The order of operations is the whole game. The companies at the top found the few places where AI genuinely compounds in their business, rebuilt the work around those places, and let the spend rise to meet the new way of operating, so the spend was the consequence. Reverse that sequence, lead with the budget and hope the work catches up, and the money simply funds more of what already failed to pay off. A bigger number on the same operating model is the most expensive way to stand still.

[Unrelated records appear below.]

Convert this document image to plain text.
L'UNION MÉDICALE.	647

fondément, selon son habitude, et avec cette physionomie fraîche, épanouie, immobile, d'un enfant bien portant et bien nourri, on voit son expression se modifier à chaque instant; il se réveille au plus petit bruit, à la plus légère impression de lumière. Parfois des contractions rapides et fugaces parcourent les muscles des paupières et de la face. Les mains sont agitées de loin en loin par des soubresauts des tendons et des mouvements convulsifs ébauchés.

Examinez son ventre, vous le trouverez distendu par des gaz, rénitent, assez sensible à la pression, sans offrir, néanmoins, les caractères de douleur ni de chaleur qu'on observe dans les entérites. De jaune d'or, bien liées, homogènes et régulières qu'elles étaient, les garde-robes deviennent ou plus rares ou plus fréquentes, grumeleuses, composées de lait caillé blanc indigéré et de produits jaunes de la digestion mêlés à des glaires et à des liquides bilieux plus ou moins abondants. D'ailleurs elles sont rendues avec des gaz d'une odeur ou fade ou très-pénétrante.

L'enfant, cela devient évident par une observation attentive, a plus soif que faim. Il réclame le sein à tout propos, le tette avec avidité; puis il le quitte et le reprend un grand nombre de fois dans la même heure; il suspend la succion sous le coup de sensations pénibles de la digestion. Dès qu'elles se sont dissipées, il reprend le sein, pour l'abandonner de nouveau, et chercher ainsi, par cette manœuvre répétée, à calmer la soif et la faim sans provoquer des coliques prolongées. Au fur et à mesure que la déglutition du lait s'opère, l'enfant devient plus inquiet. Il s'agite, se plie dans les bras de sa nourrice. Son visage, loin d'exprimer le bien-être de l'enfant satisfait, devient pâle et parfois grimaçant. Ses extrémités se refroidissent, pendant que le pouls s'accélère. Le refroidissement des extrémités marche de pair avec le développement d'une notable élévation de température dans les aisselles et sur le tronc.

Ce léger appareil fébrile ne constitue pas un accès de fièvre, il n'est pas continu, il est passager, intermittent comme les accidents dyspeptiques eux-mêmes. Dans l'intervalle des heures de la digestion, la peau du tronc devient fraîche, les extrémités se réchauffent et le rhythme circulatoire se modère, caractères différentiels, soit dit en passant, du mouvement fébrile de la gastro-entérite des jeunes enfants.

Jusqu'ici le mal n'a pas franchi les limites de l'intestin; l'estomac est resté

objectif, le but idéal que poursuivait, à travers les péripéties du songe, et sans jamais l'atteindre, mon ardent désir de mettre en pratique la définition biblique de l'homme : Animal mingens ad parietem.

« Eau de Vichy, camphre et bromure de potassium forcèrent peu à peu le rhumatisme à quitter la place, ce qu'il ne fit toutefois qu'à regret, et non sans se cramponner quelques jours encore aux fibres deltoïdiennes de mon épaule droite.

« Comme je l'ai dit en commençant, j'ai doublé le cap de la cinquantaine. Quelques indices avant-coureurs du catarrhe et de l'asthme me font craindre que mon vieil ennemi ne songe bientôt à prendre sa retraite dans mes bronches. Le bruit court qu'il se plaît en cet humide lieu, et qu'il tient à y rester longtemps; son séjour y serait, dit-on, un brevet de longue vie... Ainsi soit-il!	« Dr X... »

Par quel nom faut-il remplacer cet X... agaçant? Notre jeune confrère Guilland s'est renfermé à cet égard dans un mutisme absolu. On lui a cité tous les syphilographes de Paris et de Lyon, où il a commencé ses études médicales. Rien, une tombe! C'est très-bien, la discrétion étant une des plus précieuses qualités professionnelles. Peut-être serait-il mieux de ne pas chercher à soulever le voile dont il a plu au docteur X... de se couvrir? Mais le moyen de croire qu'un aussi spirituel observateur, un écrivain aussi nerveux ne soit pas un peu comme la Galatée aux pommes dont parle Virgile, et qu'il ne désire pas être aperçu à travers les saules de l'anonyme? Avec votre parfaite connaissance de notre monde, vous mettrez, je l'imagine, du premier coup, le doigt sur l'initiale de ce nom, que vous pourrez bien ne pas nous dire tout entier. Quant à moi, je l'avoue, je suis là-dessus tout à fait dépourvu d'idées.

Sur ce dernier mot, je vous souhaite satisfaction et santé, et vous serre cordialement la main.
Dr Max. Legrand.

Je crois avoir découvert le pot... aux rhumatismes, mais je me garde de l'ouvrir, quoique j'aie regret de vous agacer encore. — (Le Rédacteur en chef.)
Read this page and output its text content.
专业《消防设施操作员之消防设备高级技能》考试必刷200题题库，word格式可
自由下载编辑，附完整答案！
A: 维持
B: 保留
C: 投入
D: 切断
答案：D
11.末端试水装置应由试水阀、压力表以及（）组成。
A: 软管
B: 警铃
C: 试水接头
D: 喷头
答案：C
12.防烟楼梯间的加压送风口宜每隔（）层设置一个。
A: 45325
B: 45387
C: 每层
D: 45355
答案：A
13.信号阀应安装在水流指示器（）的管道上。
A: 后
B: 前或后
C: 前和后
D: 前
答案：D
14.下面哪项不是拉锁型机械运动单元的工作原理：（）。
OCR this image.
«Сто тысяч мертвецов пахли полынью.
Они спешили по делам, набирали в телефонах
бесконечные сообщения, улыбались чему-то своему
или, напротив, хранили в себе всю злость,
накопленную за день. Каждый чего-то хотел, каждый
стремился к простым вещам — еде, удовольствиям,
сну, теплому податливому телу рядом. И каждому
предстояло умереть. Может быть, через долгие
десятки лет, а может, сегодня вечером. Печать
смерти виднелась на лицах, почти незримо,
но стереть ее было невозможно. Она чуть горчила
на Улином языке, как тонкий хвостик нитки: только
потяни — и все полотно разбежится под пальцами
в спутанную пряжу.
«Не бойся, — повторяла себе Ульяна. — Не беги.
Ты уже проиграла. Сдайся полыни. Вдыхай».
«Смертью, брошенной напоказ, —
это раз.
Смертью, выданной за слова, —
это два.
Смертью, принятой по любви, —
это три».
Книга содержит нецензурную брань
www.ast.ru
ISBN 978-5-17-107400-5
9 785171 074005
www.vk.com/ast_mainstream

The uncomfortable question worth sitting with
If your AI spend tripled tomorrow, do you know which work would actually change, or would you just have a bigger invoice? Most leaders, asked it plainly, find the honest answer harder to reach than they expected, because the spend that moved anything last year came from a specific person rebuilding a specific piece of how the company runs, and the rest was access that mostly sat idle. The 680x gap is real, and it will keep widening, but it is a readout of who rebuilt the work and who only bought the tools. What the leaders won was the question of what to change, and the budget followed them there.